Nine Inch Nails - Ghosts

It was always going to be interesting to see what Trent Reznor would do after he broke free from Interscope last year. His last album under Nine Inch Nails, Year Zero, was a departure to a more electronically textured sound and came third in my Albums of 2007 list. I still hold it in high regards as one of the best albums that Nine Inch Nails has released.

Which leads us to Ghosts. It' a 4-volume set (although Trent has promised that more might be coming soon) of ambient, instrumental music and the whole thing is just shy of two hours long. Instrumentals are not a new thing for Nine Inch Nails as there have been several of these on past albums like The Downward Spiral, The Fragile, and Year Zero, and all of those pieces fitted in well within the context of the respective albums.
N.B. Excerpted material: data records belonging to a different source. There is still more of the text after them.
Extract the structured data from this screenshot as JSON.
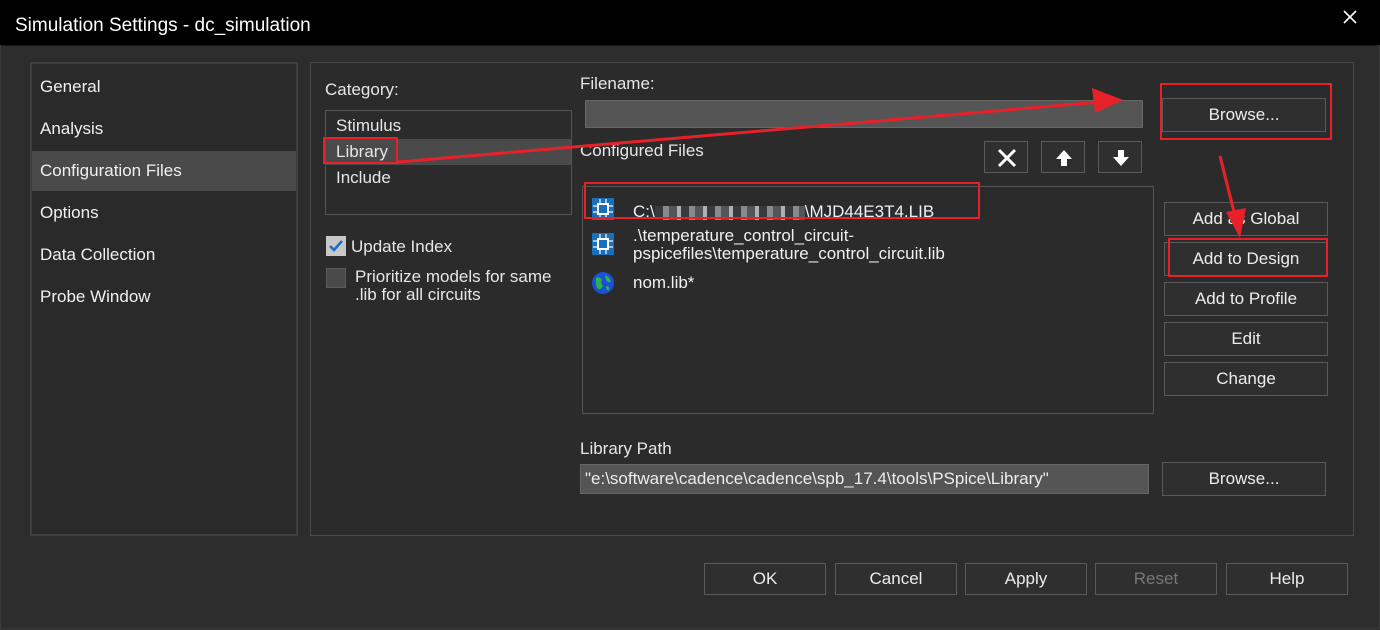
{
  "window": {
    "title": "Simulation Settings - dc_simulation"
  },
  "nav": {
    "items": [
      {
        "label": "General"
      },
      {
        "label": "Analysis"
      },
      {
        "label": "Configuration Files",
        "selected": true
      },
      {
        "label": "Options"
      },
      {
        "label": "Data Collection"
      },
      {
        "label": "Probe Window"
      }
    ]
  },
  "category": {
    "label": "Category:",
    "items": [
      {
        "label": "Stimulus"
      },
      {
        "label": "Library",
        "selected": true
      },
      {
        "label": "Include"
      }
    ]
  },
  "checkboxes": {
    "update_index": {
      "label": "Update Index",
      "checked": true
    },
    "prioritize": {
      "label_line1": "Prioritize models for same",
      "label_line2": ".lib for all circuits",
      "checked": false
    }
  },
  "filename": {
    "label": "Filename:",
    "value": ""
  },
  "configured_files": {
    "label": "Configured Files",
    "files": [
      {
        "prefix": "C:\\",
        "suffix": "\\MJD44E3T4.LIB",
        "icon": "chip-icon"
      },
      {
        "line1": ".\\temperature_control_circuit-",
        "line2": "pspicefiles\\temperature_control_circuit.lib",
        "icon": "chip-icon"
      },
      {
        "text": "nom.lib*",
        "icon": "globe-icon"
      }
    ]
  },
  "buttons": {
    "browse_file": "Browse...",
    "add_global": "Add as Global",
    "add_design": "Add to Design",
    "add_profile": "Add to Profile",
    "edit": "Edit",
    "change": "Change",
    "browse_path": "Browse...",
    "ok": "OK",
    "cancel": "Cancel",
    "apply": "Apply",
    "reset": "Reset",
    "help": "Help"
  },
  "library_path": {
    "label": "Library Path",
    "value": "\"e:\\software\\cadence\\cadence\\spb_17.4\\tools\\PSpice\\Library\""
  },
  "colors": {
    "annotation": "#e8202a",
    "selected_bg": "#4a4a4a",
    "title_bg": "#000000"
  }
}
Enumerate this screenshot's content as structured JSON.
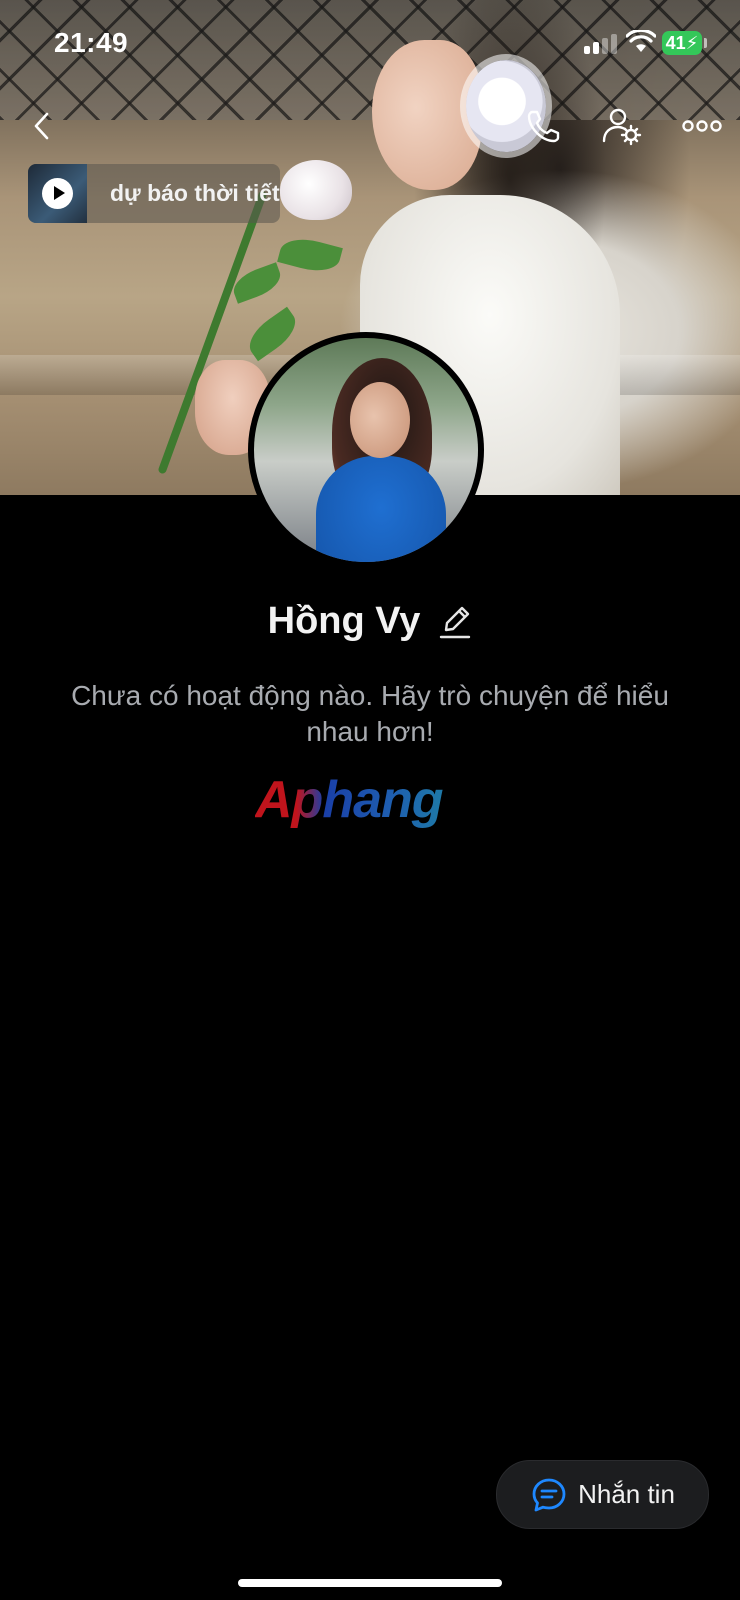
{
  "status_bar": {
    "time": "21:49",
    "battery": "41"
  },
  "header": {
    "back_icon": "chevron-left-icon",
    "call_icon": "phone-icon",
    "settings_icon": "user-gear-icon",
    "more_icon": "more-horizontal-icon"
  },
  "music": {
    "title": "dự báo thời tiết",
    "play_icon": "play-icon"
  },
  "profile": {
    "name": "Hồng Vy",
    "edit_icon": "pencil-icon",
    "bio": "Chưa có hoạt động nào. Hãy trò chuyện để hiểu nhau hơn!"
  },
  "watermark": "Aphang",
  "actions": {
    "message_label": "Nhắn tin",
    "message_icon": "chat-bubble-icon"
  },
  "colors": {
    "accent": "#1e88ff",
    "battery": "#34c759",
    "background": "#000000"
  }
}
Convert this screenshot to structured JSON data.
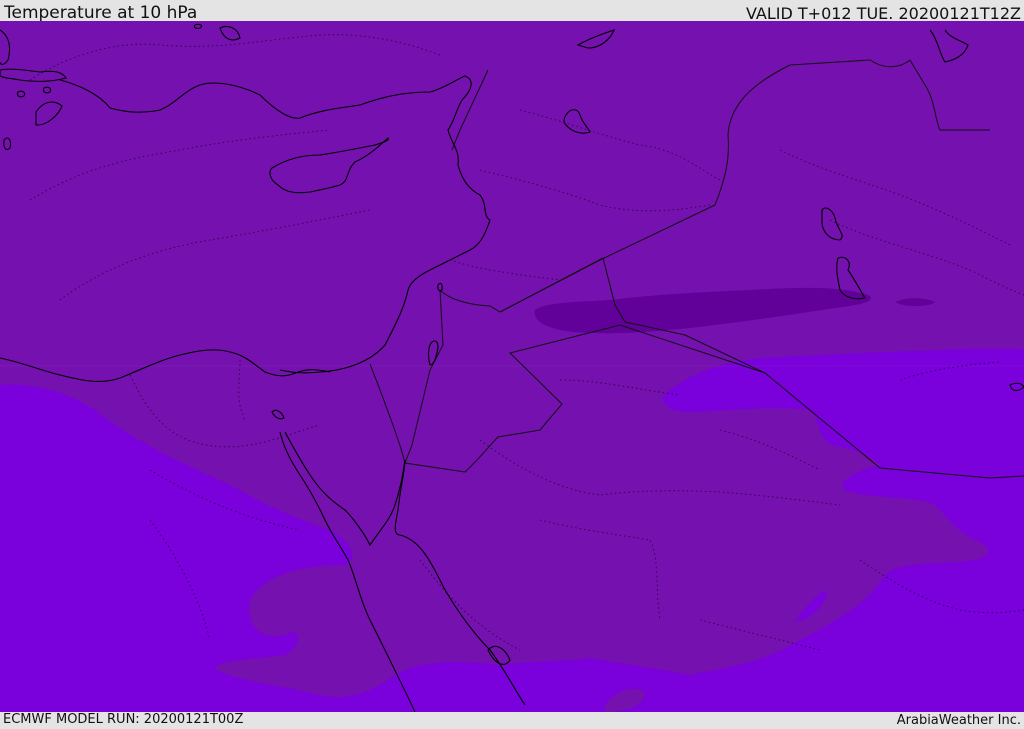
{
  "header": {
    "title": "Temperature at 10 hPa",
    "valid": "VALID T+012 TUE. 20200121T12Z"
  },
  "footer": {
    "model_run": "ECMWF MODEL RUN: 20200121T00Z",
    "brand": "ArabiaWeather Inc."
  },
  "colors": {
    "header_bg": "#e4e4e4",
    "band_coldest": "#62009a",
    "band_cold": "#7511ae",
    "band_warm": "#7a00dc",
    "coastline": "#000000",
    "borders": "#222222"
  }
}
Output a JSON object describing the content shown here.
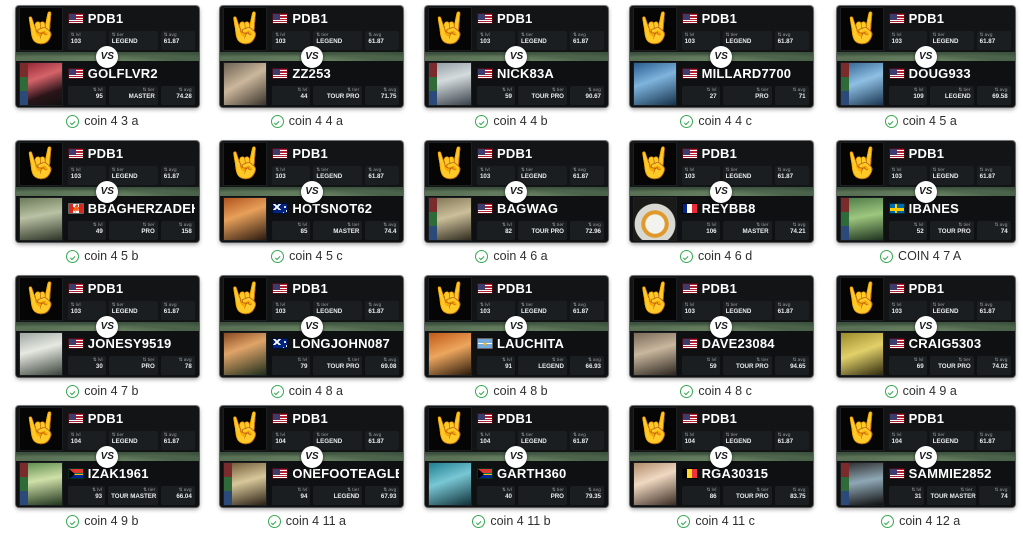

It's a heavy listen. There are certain instrumentals on Ghosts that work really well and some that don't. You could say hit and miss. There also doesn't seem to be anything that connects them together as such. I was expecting it to be something coherent but instead it feels like a bunch of instrumentals. However, that said, the dynamics of the instrumentals are amazing. The softer, piano led ones are beautiful to listen to and the heavier, almost full-band like sound of the louder ones are fascinating to listen to.

So what is my overall impression? I think it's a brave thing to put out something like Ghosts. It is without doubt Trent's most demanding and challenging piece of work to date but, like Year Zero, the rewards are there to be reaped. However, for me anyway, I'm not sure whether I would feel like listening it as much as past albums. The ideas though are definitely there but, if anything, it works best as background music.

RATING - 6/10

DISCLAIMER: This is just a summary of my thoughts after the first listen. If it changes, I'll post up a second opinion in the future.

1 comment:

I, NotHer said...

I felt the same way, until I realized that each song corresponds with a picture from that 40 page PDF. Viewing the image while listening to the song makes it all more coherant. They're individual stories without words, not a cohesive set.